NTFS Permissions vs Share Permissions: What Every Admin Must Know

Misconfigured file permissions are among the most common security vulnerabilities in Windows environments — and they are almost always the result of not understanding how NTFS permissions and share permissions interact. This guide explains both permission types, how they combine, and the correct approach to securing shared folders on Windows Server.

Two Layers of Permission

When a user accesses a file share over the network, Windows applies two independent permission checks:

  1. Share permissions: Applied at the network share level. They only apply to users connecting over the network — local logon bypasses share permissions entirely.
  2. NTFS permissions: Applied by the NTFS file system. They apply to all access — local logon, network access, and Remote Desktop sessions.

Windows grants the user the more restrictive of the two permission sets. A user with Full Control share permission but Read-only NTFS permission gets Read-only access. A user with Change share permission and no NTFS permission gets no access.

Share Permissions

Share permissions have three levels: Read, Change, and Full Control. Right-click a folder > Properties > Sharing tab > Advanced Sharing > Permissions to configure them.

  • Read: View files and subfolders, open files, run programs
  • Change: Everything in Read, plus create files, modify files, delete files
  • Full Control: Everything in Change, plus change NTFS permissions and take ownership

The recommended practice is to set share permissions to Everyone: Full Control and control actual access entirely through NTFS permissions. This eliminates confusion caused by two overlapping permission systems and makes auditing simpler.

NTFS Permissions

NTFS permissions are more granular. Right-click a folder > Properties > Security tab to manage them. The standard permissions:

  • Full Control: All permissions including changing ACLs and taking ownership
  • Modify: Read, write, execute, and delete files and subfolders
  • Read & Execute: View and run files, traverse folders
  • List Folder Contents: View folder and file names only
  • Read: View file contents and attributes
  • Write: Create files, write to files, modify attributes — but not read existing content

Clicking Advanced shows the full Access Control List (ACL) with explicit and inherited permissions, the owner, and effective access for any user.

Inheritance

By default, NTFS permissions flow down from parent folders to child folders and files — this is inheritance. A permission set on D:Data automatically applies to all files and subfolders within. You can disable inheritance on a specific subfolder (right-click > Properties > Security > Advanced > Disable Inheritance) and either convert existing permissions to explicit entries or remove all inherited permissions — useful when a department subfolder needs different permissions from its parent.

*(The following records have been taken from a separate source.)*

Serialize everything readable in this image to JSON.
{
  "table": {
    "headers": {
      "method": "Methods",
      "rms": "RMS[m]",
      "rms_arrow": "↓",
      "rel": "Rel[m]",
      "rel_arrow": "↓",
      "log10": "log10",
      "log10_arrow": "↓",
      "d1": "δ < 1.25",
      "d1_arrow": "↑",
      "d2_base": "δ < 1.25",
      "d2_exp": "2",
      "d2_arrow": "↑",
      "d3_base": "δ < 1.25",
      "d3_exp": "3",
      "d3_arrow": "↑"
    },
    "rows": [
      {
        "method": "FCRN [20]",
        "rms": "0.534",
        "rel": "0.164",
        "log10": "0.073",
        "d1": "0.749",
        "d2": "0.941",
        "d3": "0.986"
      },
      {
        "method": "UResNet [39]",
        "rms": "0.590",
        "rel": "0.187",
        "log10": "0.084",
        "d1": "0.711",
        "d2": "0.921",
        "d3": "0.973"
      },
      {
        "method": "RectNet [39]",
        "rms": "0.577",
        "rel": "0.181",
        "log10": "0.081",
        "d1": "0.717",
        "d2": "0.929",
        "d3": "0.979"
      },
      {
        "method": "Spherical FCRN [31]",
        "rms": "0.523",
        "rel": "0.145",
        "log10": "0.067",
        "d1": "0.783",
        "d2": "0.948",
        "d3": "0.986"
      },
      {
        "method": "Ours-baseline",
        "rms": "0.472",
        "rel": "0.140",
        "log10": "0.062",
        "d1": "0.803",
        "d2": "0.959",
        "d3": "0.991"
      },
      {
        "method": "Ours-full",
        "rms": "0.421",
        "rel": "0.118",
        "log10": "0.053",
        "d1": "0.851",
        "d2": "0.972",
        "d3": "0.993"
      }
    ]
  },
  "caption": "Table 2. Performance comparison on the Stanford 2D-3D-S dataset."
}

Effective Permissions and the Combination Rule

When a user belongs to multiple groups with different NTFS permissions on the same folder, their effective NTFS permission is the union of all group permissions (most permissive wins) — except for Deny, which always overrides Allow. Deny is a sledgehammer: use it sparingly. Removing a user from a group is almost always a better approach than adding a Deny permission.

Check a user's effective permissions in the Security tab > Advanced > Effective Access. Enter a username and click View effective access to see exactly what they can do.

Best Practice: The AGDLP Model

Never assign NTFS permissions directly to user accounts. Use the AGDLP model:

  1. Place user Accounts into Global security groups (e.g., Finance-Staff)
  2. Place Global groups into Domain Local groups (e.g., Finance-Data-Modify)
  3. Assign Permissions (NTFS) to the Domain Local group

This model scales cleanly. When an employee joins or leaves a department, you change one group membership. You never touch the folder permissions.

Setting Permissions with PowerShell

# Create the share with Everyone: Full Control (let NTFS do the work)
New-SmbShare -Name "Finance" -Path "D:DataFinance" -FullAccess "Everyone"

# Set NTFS permissions: add Finance-Staff with Modify rights
$acl = Get-Acl "D:DataFinance"
$rule = New-Object System.Security.AccessControl.FileSystemAccessRule(
    "CORPFinance-Staff",
    "Modify",
    "ContainerInherit,ObjectInherit",
    "None",
    "Allow"
)
$acl.AddAccessRule($rule)
Set-Acl "D:DataFinance" $acl

Auditing File Access

Enable auditing to track who accessed or modified sensitive files. In Group Policy: Computer Configuration > Policies > Windows Settings > Security Settings > Advanced Audit Policy Configuration > Object Access > Audit File System. Set to audit Success and/or Failure. Then enable auditing on the specific folder in its Security > Advanced > Auditing tab. Access events appear in the Security event log as Event ID 4663.